『本の虫の本』(田中美穂ほか著、創元社、2018年)、『本のリストの本』(正木香子ほか著、創元社、2020年)の本文に「たおやめM」が使われていることについて、takumi氏がSNSに次のような投稿をしていました。実際にその本を読んだ上での感想だろうと思います。
本文で読ませる文字として使うにはシンドイ感じがします
「たおやめM」は、昭和初期に広く使われてきた活字書体をもとにして再現した書体です。本文で使われていた書体を復刻したにもかかわらず、「本文で使うにはシンドイ」と感じるのはなぜなのでしょうか。

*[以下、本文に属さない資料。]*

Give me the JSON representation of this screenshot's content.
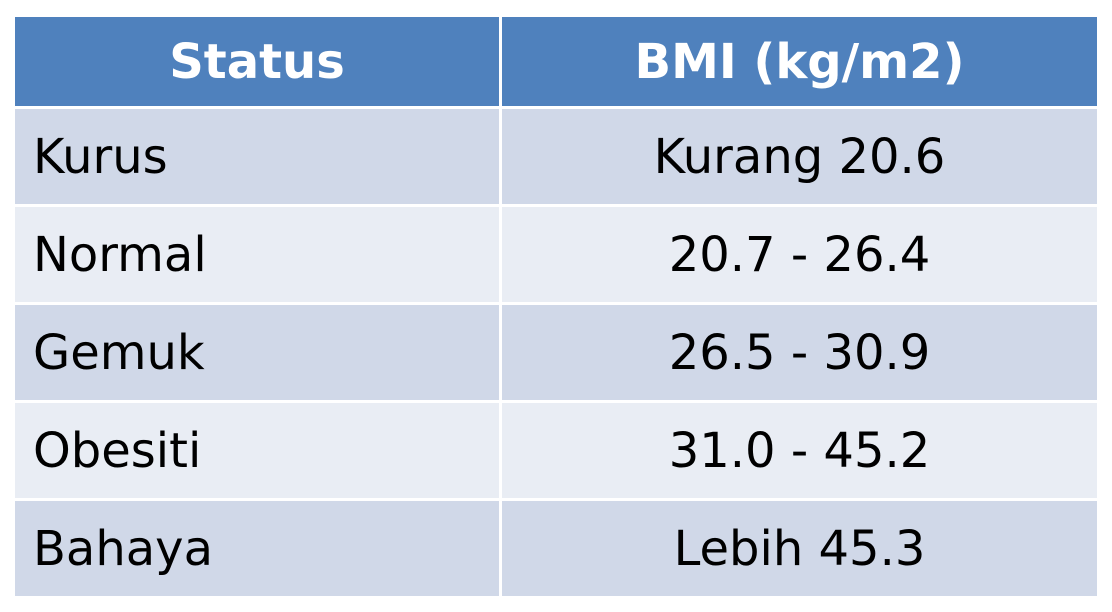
{
  "table": {
    "header": [
      "Status",
      "BMI (kg/m2)"
    ],
    "rows": [
      [
        "Kurus",
        "Kurang 20.6"
      ],
      [
        "Normal",
        "20.7 - 26.4"
      ],
      [
        "Gemuk",
        "26.5 - 30.9"
      ],
      [
        "Obesiti",
        "31.0 - 45.2"
      ],
      [
        "Bahaya",
        "Lebih 45.3"
      ]
    ]
  }
}
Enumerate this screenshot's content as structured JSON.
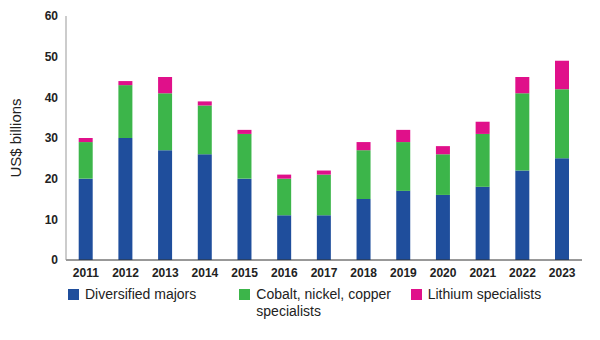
{
  "chart_data": {
    "type": "bar",
    "stacked": true,
    "grid": false,
    "legend": "bottom",
    "y_label": "US$ billions",
    "categories": [
      "2011",
      "2012",
      "2013",
      "2014",
      "2015",
      "2016",
      "2017",
      "2018",
      "2019",
      "2020",
      "2021",
      "2022",
      "2023"
    ],
    "ylim": [
      0,
      60
    ],
    "yticks": [
      0,
      10,
      20,
      30,
      40,
      50,
      60
    ],
    "series": [
      {
        "name": "Diversified majors",
        "color": "#1f4e9c",
        "values": [
          20,
          30,
          27,
          26,
          20,
          11,
          11,
          15,
          17,
          16,
          18,
          22,
          25
        ]
      },
      {
        "name": "Cobalt, nickel, copper specialists",
        "color": "#3cb54a",
        "values": [
          9,
          13,
          14,
          12,
          11,
          9,
          10,
          12,
          12,
          10,
          13,
          19,
          17
        ]
      },
      {
        "name": "Lithium specialists",
        "color": "#e0108a",
        "values": [
          1,
          1,
          4,
          1,
          1,
          1,
          1,
          2,
          3,
          2,
          3,
          4,
          7
        ]
      }
    ]
  }
}
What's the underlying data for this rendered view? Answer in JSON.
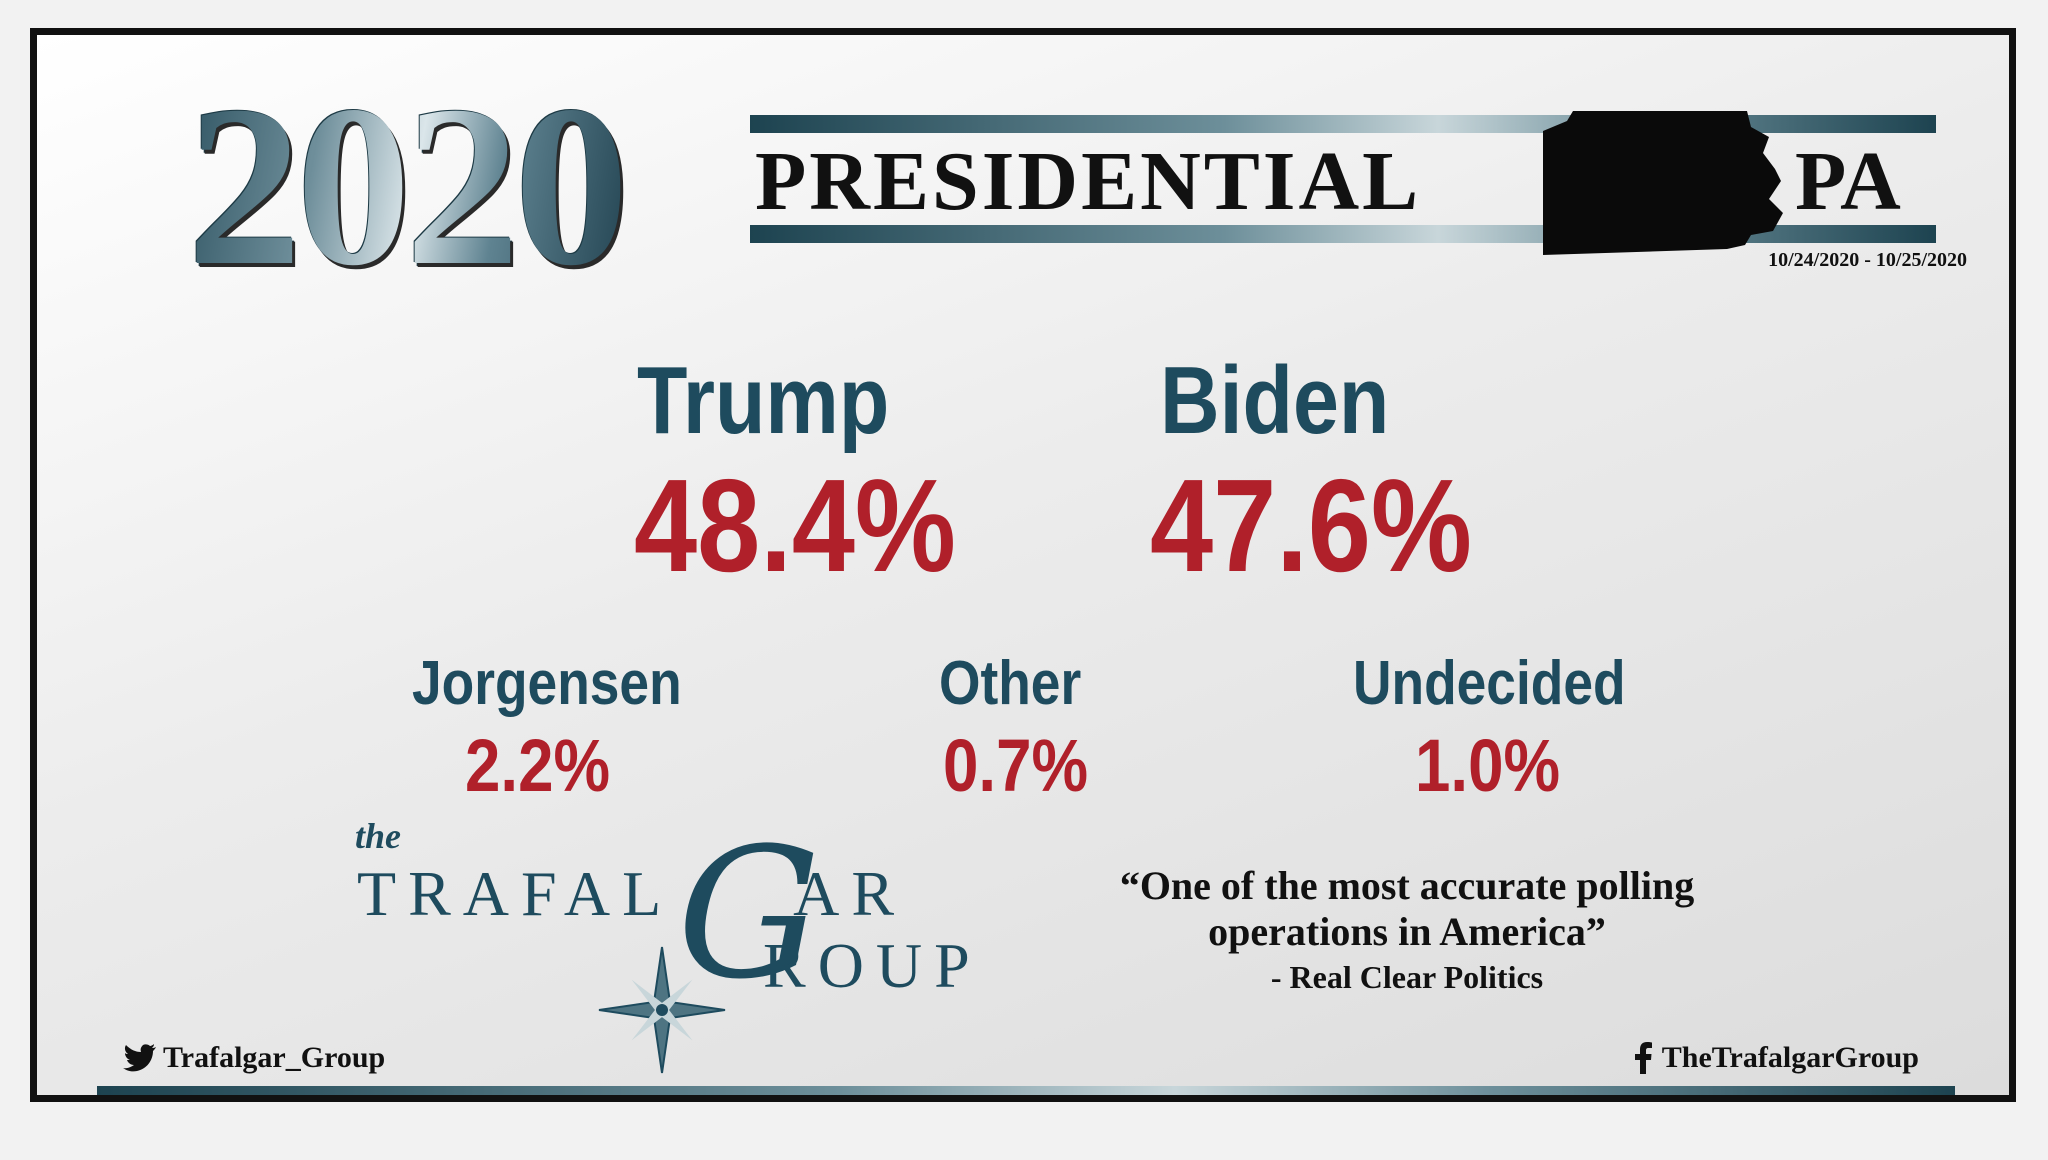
{
  "header": {
    "year": "2020",
    "title": "PRESIDENTIAL",
    "state": "PA",
    "dates": "10/24/2020 - 10/25/2020"
  },
  "candidates": {
    "main": [
      {
        "name": "Trump",
        "value": "48.4%"
      },
      {
        "name": "Biden",
        "value": "47.6%"
      }
    ],
    "minor": [
      {
        "name": "Jorgensen",
        "value": "2.2%"
      },
      {
        "name": "Other",
        "value": "0.7%"
      },
      {
        "name": "Undecided",
        "value": "1.0%"
      }
    ]
  },
  "logo": {
    "the": "the",
    "line1": "TRAFAL",
    "g": "G",
    "ar": "AR",
    "line2": "ROUP"
  },
  "quote": {
    "text": "“One of the most accurate polling operations in America”",
    "source": "- Real Clear Politics"
  },
  "footer": {
    "twitter_handle": "Trafalgar_Group",
    "facebook_handle": "TheTrafalgarGroup",
    "twitter_icon": "twitter-bird-icon",
    "facebook_icon": "facebook-f-icon"
  },
  "colors": {
    "candidate_name": "#1e4b5e",
    "candidate_value": "#b0202a",
    "accent_stripe": "#1d4350"
  }
}
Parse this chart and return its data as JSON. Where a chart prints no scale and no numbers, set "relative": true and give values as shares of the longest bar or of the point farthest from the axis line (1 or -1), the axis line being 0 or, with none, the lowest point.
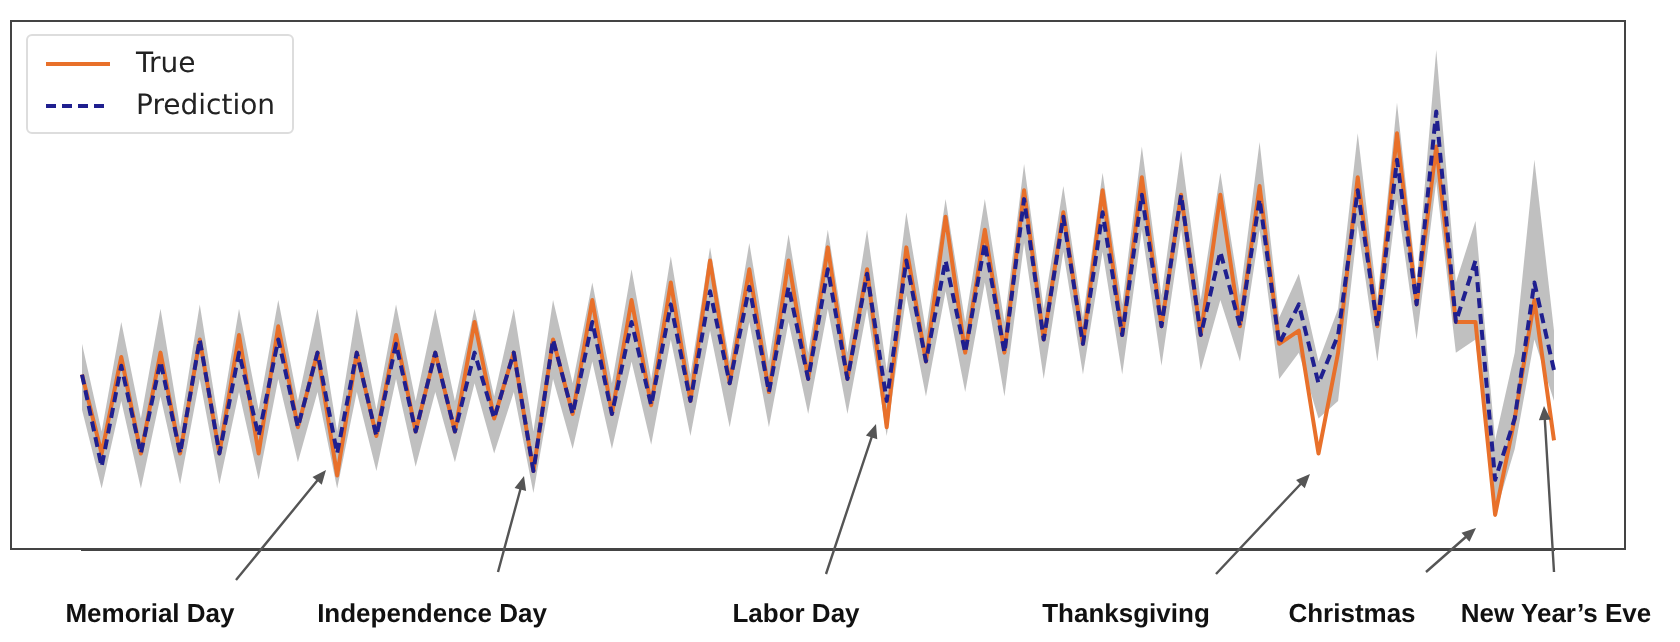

正木香子さんは、『本を読む人のための書体入門』(正木香子著、星海社、2013年)のなかで、「たおやめ」の原資料となった活字書体について次のような感想を書かれています。
子供のころは、こういう文字をみるとなんだか古い鏡の中にお化けが映っていそうな気持ちがしてこわかったのに、大人になってから急に愛着が増した書体です。
おしろいの匂いみたいな大人っぽさが、いつの間にか等身大に感じられるようになったのかな。お化けも、女も、似たようなものかもしれないけれど。
読む人の年齢や読書経験によって、その書体に対する印象が変わってくるのかもしれませんね。